Stop writing scripts and start writing libraries

A lot of us (especially the sysadmin types) started off programming with scripts. It was probably bash, or perl, or (like me, to my chagrin) Windows batch scripts. It was the simple way of getting started - no fighting with compilers, simple syntax, and bam, shit started getting done. This was awesome, and I’m sure that the excitement of creation has gotten many people excited about coding.

However, a lot of people decided that scripts were good enough and stopped there. Work was getting done, so why fix what’s not broken? And admittedly, this seems like a pretty straightforward approach, and it’s why shell and perl scripts are the underpinnings of a good chunk of the Internet.

Let’s talk about gitweb.

No, really, go take a quick look. Go get a line count and then come back.

I’m guessing that gitweb started out as a small CGI script. It didn’t need to do much, just print out trees and blobs, right? Well, it would be cool if we could view diffs. And logs would be nice.

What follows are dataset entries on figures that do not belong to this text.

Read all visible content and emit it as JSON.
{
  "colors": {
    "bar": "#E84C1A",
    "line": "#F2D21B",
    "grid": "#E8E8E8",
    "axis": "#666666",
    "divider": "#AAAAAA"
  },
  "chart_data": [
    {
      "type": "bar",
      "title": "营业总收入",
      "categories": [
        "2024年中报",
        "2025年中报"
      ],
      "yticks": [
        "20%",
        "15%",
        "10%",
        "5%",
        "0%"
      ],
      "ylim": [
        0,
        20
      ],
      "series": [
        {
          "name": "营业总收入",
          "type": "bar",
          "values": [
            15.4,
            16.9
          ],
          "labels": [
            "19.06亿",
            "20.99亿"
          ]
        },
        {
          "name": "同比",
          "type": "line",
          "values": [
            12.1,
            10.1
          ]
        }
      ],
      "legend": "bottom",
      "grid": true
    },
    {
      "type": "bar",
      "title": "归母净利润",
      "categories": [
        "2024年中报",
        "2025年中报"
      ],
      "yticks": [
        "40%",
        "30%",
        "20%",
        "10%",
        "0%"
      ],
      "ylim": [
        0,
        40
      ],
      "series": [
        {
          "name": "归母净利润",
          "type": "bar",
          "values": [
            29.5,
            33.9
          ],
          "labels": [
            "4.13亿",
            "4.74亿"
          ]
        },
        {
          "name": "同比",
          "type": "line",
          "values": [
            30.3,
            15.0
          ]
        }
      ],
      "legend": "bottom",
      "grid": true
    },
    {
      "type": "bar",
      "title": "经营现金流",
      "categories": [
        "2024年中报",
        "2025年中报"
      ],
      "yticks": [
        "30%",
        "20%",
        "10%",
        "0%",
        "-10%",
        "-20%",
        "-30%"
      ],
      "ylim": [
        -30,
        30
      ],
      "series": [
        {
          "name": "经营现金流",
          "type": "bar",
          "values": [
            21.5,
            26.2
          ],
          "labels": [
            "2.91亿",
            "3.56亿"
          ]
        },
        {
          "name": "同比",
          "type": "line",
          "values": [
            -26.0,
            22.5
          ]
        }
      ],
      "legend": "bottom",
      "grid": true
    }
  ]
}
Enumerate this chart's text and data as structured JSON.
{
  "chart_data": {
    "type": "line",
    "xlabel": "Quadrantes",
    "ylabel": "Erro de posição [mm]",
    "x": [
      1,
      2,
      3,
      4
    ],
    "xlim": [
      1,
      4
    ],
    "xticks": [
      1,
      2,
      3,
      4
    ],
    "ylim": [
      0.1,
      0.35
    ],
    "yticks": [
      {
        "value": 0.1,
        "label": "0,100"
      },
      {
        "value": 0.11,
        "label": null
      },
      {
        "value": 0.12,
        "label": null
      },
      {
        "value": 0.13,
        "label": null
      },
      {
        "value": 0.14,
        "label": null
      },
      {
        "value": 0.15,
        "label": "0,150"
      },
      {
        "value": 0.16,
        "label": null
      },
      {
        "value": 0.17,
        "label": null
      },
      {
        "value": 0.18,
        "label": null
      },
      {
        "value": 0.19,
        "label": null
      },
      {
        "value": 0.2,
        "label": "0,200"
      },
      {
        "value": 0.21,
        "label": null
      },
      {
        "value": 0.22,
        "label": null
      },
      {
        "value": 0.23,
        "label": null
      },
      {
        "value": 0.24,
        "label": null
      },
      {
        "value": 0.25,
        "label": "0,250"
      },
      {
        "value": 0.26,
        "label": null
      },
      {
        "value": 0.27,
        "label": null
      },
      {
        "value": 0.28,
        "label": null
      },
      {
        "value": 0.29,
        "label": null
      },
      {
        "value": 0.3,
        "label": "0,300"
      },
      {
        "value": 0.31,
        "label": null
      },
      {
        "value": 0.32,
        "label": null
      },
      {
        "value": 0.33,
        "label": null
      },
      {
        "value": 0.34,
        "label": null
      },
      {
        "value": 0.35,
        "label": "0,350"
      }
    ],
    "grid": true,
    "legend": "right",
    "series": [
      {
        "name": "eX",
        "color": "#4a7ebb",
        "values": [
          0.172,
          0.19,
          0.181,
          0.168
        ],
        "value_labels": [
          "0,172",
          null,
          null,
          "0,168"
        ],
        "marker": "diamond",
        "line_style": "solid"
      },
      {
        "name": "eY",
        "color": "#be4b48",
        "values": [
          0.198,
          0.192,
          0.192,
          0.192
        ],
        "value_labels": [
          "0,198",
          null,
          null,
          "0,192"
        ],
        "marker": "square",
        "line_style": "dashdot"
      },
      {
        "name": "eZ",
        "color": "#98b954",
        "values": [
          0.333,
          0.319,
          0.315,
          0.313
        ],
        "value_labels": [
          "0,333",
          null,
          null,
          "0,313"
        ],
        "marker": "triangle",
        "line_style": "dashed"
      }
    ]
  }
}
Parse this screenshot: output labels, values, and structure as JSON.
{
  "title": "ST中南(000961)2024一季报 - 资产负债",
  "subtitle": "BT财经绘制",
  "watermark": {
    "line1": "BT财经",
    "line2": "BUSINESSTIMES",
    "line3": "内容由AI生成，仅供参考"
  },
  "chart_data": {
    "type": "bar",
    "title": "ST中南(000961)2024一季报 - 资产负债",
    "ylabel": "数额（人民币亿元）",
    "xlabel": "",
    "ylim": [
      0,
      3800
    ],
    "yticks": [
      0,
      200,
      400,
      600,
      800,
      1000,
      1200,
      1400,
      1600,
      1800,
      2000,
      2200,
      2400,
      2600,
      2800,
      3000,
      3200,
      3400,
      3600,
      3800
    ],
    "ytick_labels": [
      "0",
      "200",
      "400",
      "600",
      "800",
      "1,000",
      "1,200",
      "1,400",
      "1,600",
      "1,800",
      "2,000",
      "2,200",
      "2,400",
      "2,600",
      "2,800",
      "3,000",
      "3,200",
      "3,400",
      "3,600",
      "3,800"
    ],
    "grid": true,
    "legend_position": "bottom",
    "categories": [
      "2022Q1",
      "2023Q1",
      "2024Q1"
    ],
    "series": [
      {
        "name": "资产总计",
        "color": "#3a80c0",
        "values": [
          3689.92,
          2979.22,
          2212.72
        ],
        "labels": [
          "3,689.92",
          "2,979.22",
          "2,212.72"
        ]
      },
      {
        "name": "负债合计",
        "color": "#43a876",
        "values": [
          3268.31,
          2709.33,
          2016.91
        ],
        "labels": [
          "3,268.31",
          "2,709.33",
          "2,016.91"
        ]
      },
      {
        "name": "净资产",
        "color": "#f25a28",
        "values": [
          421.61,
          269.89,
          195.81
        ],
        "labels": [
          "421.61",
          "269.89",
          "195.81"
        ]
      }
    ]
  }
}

And hey, being able to fork would rock! And you know, we should print better HTML, so have a nice header! And having authorization would be really nice too. Oh wait, we almost forgot syntax highlighting -

And then you have a seven thousand line monstrosity.

How do you test this? How do you validate that it’s doing what you expect? Can you reuse it elsewhere? Admittedly, for perl it’s quite clean and well documented (if it isn’t I would be in a corner, weeping softly). While it’s all self contained, you’re stuck with it as it is. There is no meaningful separation of the logic and the views, there’s no real model, it’s one block of functions. How do you extend this? How would you start adding logging or debugging? Where do you go from here?

Here’s the thing - if you’re writing something that’s non-trivial, more than 100 lines - stop, and make it a library. Split it up. Break up classes. Stop passing around hashes and arrays, and make proper objects. Figure out what you want it to do, and write tests for it. Write a proper README and add documentation for the parts. And then, write a small executable to call into the library and launch the necessary parts.

If you have found a problem, chances are someone else is going to have to fight with this same issue too. It’ll be a greater investment of time up front, but if you take the time up front to write something clean and reusable, you’ll get more benefit from this than you would otherwise, and you’ll be able to contribute back.

A good example of a program that’s written as a library is thor. Thor was initially written as a replacement for rake and sake, so that you could run various tasks easily, without Rakefiles or the like. You write a class, install it, and you’re done. You can also use Thorfiles, and treat it like rake. However, thor is at heart a scripting framework, not just an application. You can use it as a library to drive your own application, so you don’t have to reinvent the wheel. One example of this is vagrant; the entire command framework is thor. I’ve done the same thing with gtool. This is a really fantastic demonstration of this point - by itself, thor is great; as a library it’s amazing.

We can also look at the converse - something that’s basically a script, that could have been generalized a lot better. At a previous gig, I wrote a tool called copycfg that was used to back up files like SSH and puppet keys, so when a host was reloaded we just copied them back in. I was actually rewriting a ruby script into something more modular, so while it was a step in the right direction I missed a lot of things. A lot of the code is tightly coupled, and I was so determined to solve this one problem of copying files that I failed to break things up. We had a Frankenstein-ish LDAP server that was half NIS, and so a wrapper around that to do general queries and return data would have been great. I didn’t do that. I also could have improved the logic for handling NFS shares, and instead I just smashed something together instead of trying to solve the issue of dynamically sharing out files. I didn’t do that either.

Admittedly, when I wrote the aforementioned code, I was still quite new to ruby, and the abstraction that I added was a definite improvement. But when you’re focused on just solving one problem, you miss the bigger picture and you miss opportunities to solve problems once and for all. A big part of writing good, reusable code is taking a moment to look at the bigger picture and see what problems are actually out there that you’re trying to solve, rather than focusing on getting a single thing done.

It’s hard to solve problems right the first time, and it’s a fair amount of work to try to handle general cases instead of taking care of your immediate problem. But in the end, you’re doing things right and you’re saving time in the long run. And if you’re going to do something, it seems you should try to do it as well as you can.